Only the repentant should be baptized and baptism deals with the effects of our sins, being a participation in the death and resurrection of Christ. But we all know that we sin after baptism. In one sense, baptism fulfils repentance, but ours is a life of constant ‘conversion’ – of turning to Christ – because we have a habit of wandering off and needing to come back home to God.

Thankfully, there exists a great aid to this predicament – private confession. Now, when one hears the words ‘private confession’, you’d be forgiven for first thinking about whispers in confessional booths and the wild plots of some Hollywood films. The truth is rather different and confession is a realistic sacrament acknowledging that, as sinners, we need help and we need to know that we are forgiven. It is an opportunity to be restored to the newness of baptism when we fail, and takes seriously the sentiment of the Prayer Book that ‘by frailty of our mortal nature we cannot always stand upright.’

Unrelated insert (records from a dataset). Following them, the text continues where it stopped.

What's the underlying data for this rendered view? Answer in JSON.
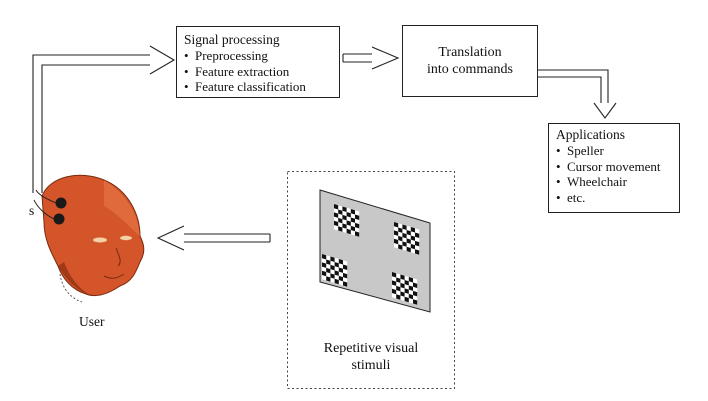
{
  "signal_processing": {
    "title": "Signal processing",
    "items": [
      "Preprocessing",
      "Feature extraction",
      "Feature classification"
    ]
  },
  "translation": {
    "line1": "Translation",
    "line2": "into commands"
  },
  "applications": {
    "title": "Applications",
    "items": [
      "Speller",
      "Cursor movement",
      "Wheelchair",
      "etc."
    ]
  },
  "stimuli": {
    "line1": "Repetitive visual",
    "line2": "stimuli"
  },
  "user_label": "User",
  "electrode_label": "s",
  "colors": {
    "head": "#d4552a",
    "head_dark": "#8a2e10",
    "panel": "#c8c8c8",
    "line": "#222222"
  },
  "icons": [
    "head-illustration",
    "electrode-icon",
    "checkerboard-icon"
  ]
}
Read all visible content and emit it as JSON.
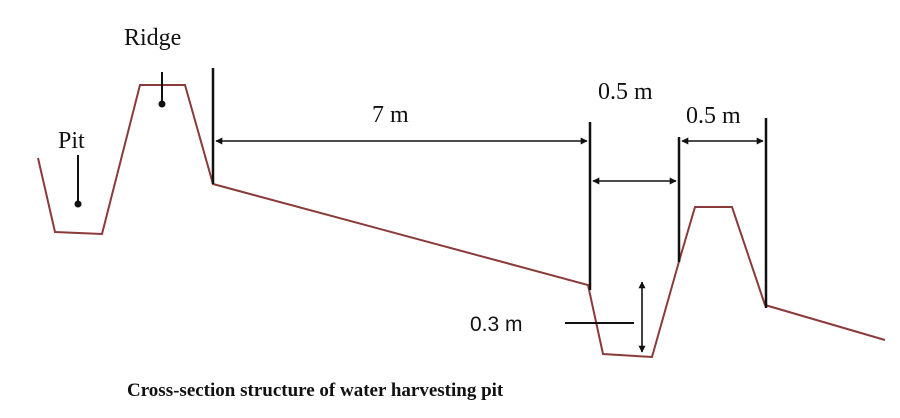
{
  "diagram": {
    "labels": {
      "ridge": "Ridge",
      "pit": "Pit",
      "spacing": "7 m",
      "pit_width": "0.5 m",
      "ridge_width": "0.5 m",
      "pit_depth": "0.3 m"
    },
    "caption": "Cross-section structure of water harvesting pit",
    "colors": {
      "terrain": "#8b3a3a",
      "lines": "#111111",
      "text": "#111111"
    }
  }
}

The sacrament of confession embodies the sureness with which we can know that all who turn to Christ will not be tuned away (John 6.37), and as a way of taking stock of our lives before reaching out urgently to God for grace to make progress on the way to the perfect likeness of Christ, it is a wonderful reconnection with our baptism.

Sometimes a question is asked here - isn’t this all very Catholic and we don’t do this in the CofE? Well, while the popular image associates private confession with the Catholic Church, it is not exclusively a Catholic rite. At the Reformation, it was retained in some Protestant Churches. For example, it is an important part of Lutheran tradition and in the Church of England provision for it was made in Prayer Book when ministers visited the sick and dying who, possessing a disquieted conscience, could not find consolation in the General Confession of the liturgy. Today, private confession goes by various names: ‘The Reconciliation of the Penitent’, ‘the Sacrament of Reconciliation (or Penance)”, or simply “Confession”, are all commonly used and emphasize different aspects of the same rite. For those wary of it, the Anglican attitude to its practice has traditionally been summed up by the aphorism ‘All can, some should, none must’.

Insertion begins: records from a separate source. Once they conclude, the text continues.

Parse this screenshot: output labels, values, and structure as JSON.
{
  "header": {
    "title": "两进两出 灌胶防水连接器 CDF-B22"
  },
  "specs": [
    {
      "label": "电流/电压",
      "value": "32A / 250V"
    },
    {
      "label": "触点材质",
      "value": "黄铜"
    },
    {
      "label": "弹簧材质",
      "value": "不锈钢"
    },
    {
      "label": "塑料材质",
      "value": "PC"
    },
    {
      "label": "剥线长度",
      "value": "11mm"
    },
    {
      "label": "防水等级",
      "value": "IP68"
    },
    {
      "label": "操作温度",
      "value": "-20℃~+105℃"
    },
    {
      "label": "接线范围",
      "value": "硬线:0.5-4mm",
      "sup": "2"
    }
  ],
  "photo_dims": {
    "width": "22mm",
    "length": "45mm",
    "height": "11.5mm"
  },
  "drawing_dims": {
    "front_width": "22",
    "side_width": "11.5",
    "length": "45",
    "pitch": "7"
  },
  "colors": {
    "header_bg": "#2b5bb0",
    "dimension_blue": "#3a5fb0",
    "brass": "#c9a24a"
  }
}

Whatever the name, private confession continues to be used when a person’s conscience is burdened with a particular sin, they wish to make a new beginning in the Christian life, or they wish to incorporate it as part of a regular personal discipline. The former Archbishop of Canterbury, Michael Ramsey, said that Christians should take care about the confession of their sins. As time passes the habit of being critical about people and things grows more than each of us realize, and regularly examining both our conscience and our behaviour is a healthy spiritual discipline.

As we move from through the Christian year, from the celebration of the Incarnation at Christmas to Christ’s Passion and Resurrection at Easter, let me commend private confession to you if you have never considered it before. As an opportunity to be unburdened of our sins, seek solace and advice, and hear the joyful words of God’s absolution pronounced upon us, it is entirely fitting with the Lenten journey to Easter. So, however we prepare for the great celebration of our redemption at Easter, let us do so as people committed to following Christ with our whole selves, knowing our faults and seeking good in our lives, and let us be ready to proclaim the same freedom to others we now know in Christ.